Убер засмеялся. Спрятал кукри в ножны, закинул ремень дробовика на плечо. Мэр смотрел на него устало и раздраженно.

— И не забудь заплатить пошлину, — сказал он в спину Уберу.

Скинхед замер, повернулся в дверях.

— Так сказали, что нет пошлины.

— Это для транзитных пассажиров.

Убер вздернул брови, нахмурился.

— Какой транзит, у вас тут тупик?

— Закон есть закон, — сказал мэр. — Ничего не могу поделать. Только если не заплатишь, улетишь пинком под зад с территории станции — в течении пары часов. Прямо на свежий… кхм… воздух. А твое имущество пойдет в уплату.

— Значит, так, да?

— Да, так. А ты думал, в сказку попал?

— А как же я заплачу, если работы нет? — спокойно спросил Убер.

— Не мои проблемы, — сказал мэр.

— Тогда мне нужен кредит.

— Обойдешься.

— Ясно, — сказал Убер. Закинул на плечо баул, пошел к двери. Мэр несколько секунд смотрел в его упрямую спину, затем снова вернулся к бумагам.

— А кстати, совсем забыл. — Убер повернулся на пороге. Невинно посмотрел на главу «Обводного канала». — А зачем прибыли мортусы? Кто у вас тут умер?

Молчание.

Мэр смотрел на незваного гостя, не мигая. Лицо его потемнело. Убер даже отсюда чувствовал тяжелый жар его раздражения.

— Не уверен, что это твое дело, — сказал мэр. Открыл папку, словно занят делом, начал листать страницы.

— Скорее всего, — легко согласился Убер.

— Уверен, что не твое, — отрезал мэр. Захлопнул папку. — Вали из моего кабинета.

— Так я поинтересуюсь у мортусов, что да как, — спокойно произнес Убер. — Они ж теперь мои кореша. Че нет-то? Вдруг тут у вас кто не просто так умер, а с осложнениями. Может, и тут карантин не помешает, а?

Мэр вздрогнул.

— Угрожаешь? — спросил он.

— Бог с тобой. Договариваюсь о скидке.

Мэр поднял голову. Убер видел, как в нем борются сомнения. Жила на шее мэра едва заметно дернулась, и тот непроизвольно прижал ее ладонью. «Что они, черт возьми, скрывают?» Убер не знал, но жопой чуял — неспроста это, он задел чувствительное место. «Неужели чума добралась и сюда? Ох». Скорее всего, обычная контрабанда.

— Так что? — спросил Убер. — Я смотаюсь к мортусам? Как думаешь, ваше мэрство? Мне попиздеть лишних полчаса — делать не хуй.

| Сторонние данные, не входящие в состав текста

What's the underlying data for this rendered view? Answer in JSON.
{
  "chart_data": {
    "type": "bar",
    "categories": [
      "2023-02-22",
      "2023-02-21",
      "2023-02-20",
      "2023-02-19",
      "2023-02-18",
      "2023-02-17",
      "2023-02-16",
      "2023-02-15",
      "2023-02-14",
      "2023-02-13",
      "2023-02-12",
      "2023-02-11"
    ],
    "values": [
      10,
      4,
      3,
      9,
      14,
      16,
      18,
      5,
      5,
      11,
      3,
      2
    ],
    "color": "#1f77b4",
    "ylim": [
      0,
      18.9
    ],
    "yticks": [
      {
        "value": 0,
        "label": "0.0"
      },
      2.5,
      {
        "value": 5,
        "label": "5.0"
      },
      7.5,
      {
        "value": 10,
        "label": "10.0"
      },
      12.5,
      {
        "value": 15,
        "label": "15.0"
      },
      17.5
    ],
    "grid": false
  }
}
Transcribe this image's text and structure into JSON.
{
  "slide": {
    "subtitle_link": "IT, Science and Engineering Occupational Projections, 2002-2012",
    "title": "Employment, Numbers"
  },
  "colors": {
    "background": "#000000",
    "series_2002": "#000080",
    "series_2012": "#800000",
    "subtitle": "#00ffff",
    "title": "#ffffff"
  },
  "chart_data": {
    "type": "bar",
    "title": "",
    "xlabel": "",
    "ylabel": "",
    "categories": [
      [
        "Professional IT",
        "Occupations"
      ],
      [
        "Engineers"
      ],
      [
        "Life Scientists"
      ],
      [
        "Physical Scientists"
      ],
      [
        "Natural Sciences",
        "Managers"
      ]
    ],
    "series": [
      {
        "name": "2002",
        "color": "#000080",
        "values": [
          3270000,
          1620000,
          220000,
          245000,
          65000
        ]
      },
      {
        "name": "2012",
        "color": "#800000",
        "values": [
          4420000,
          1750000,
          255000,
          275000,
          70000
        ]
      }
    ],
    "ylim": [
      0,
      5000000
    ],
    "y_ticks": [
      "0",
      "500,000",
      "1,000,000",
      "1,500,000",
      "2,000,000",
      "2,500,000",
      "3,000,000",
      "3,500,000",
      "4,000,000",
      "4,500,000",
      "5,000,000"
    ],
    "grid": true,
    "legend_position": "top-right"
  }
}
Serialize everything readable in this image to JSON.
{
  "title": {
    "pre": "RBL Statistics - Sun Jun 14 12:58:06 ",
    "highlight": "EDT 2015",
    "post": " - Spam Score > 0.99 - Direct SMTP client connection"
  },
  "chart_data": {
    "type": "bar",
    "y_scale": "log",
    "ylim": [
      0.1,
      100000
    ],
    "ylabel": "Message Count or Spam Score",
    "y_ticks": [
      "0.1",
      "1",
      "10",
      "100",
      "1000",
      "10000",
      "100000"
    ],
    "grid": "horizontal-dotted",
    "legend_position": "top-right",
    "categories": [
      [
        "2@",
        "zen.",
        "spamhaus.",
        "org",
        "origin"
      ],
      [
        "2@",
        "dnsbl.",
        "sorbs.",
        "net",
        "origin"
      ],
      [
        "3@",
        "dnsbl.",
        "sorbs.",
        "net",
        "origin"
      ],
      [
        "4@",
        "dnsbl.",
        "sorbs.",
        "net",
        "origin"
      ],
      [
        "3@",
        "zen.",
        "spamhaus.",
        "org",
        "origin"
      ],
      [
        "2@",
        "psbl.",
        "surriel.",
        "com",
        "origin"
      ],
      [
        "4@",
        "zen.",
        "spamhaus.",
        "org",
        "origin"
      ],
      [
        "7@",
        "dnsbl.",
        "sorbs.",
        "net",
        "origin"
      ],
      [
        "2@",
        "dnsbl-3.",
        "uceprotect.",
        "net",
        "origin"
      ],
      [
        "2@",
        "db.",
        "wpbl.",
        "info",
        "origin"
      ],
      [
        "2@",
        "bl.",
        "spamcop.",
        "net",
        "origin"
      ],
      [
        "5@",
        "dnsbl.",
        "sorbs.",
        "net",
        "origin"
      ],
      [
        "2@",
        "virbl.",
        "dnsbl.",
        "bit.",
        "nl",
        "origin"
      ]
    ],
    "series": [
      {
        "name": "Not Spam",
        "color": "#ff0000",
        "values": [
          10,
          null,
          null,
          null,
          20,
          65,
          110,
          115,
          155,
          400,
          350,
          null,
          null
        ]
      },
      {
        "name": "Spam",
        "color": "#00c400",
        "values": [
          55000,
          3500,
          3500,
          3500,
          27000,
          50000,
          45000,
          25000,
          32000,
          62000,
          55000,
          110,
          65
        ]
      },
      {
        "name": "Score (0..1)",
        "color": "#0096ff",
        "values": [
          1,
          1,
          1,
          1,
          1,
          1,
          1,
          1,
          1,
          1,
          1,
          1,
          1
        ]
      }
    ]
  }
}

Мэр медленно кивнул, отвел взгляд. «Старый говнюк», — подумал Убер. Стоп, стоп, поправил он себя. Не стоит так скоропалительно вешать ярлыки. «Не старый».

Мэр прищурился, глядя на Убера. Взял со стола очки, надел. Глаза стали огромные, беззащитные.

— Ладно, — глухо сказал он. — Подарочная акция. Сегодня без пошлины. Скажи там в столовой, тебя накормят. В кредит.

— И нальют?

— Один стакан, — буркнул мэр.

— Крепкого!

— Договорились.

— Обожаю скидки, — сообщил Убер доверительно.

Мэр посмотрел на него почти с ненавистью.

3. Лучший мэр в мире

Местная столовая, она же клуб и бар, называлась «Спятивший краб». Название отличное, подумал Убер. Еще бы само заведение не подкачало. Название обязывает. Легкая сумасшедшинка была бы в тему. Это Питер, детка.

Это была большая палатка без потолка — вернее, каркас из легких труб, обтянутый по периметру тканью. Светильники по углам и над стойкой, собранной из деревянных ящиков, давали мутный желтоватый свет.

Убер вошел, остановился на пороге. Огляделся. Пять столов, стойка бармена, несколько лавок и стульев. В палатке стоял дым столбом, крик, споры, стук кружек и стаканов. Аромат сивухи забавно мешался с выдержанным запахом нестиранных носков. «Очень надеюсь, что это не запах местной еды», — подумал Убер. Сделал шаг вперед.

Начнем с выпивки, пожалуй.

Он вдруг опять почувствовал то смутное чувство беспокойства и давления, которое появилось, когда он приближался к станции. Только сейчас оно было сильней. Виски давило, голова трещала, как перед грозой. Убер помотал головой. Новое сверлящее чувство возникло в затылке, словно там что-то шевельнулось. Магнитные бури сегодня, что ли, подумал Убер в сердцах. Голова как чугунный колокол. С трещинкой.

Внезапно один из посетителей поднялся и заявил:

— Зато мэр у нас охуительный!

— Это да! — Его тут же поддержали. Вскочил следующий посетитель. Убер окинул взглядом зал, почесал лоб. Что тут происходит, а? «Видел я вашего мэра, ни черта там охуительного»…

— Наш мэр всяким мэрам мэр! — провозгласил посетитель. Лицо у него было недоуменно-восторженное.

— Точно! Верно говоришь!

«Какое забавное единодушие», — подумал Убер.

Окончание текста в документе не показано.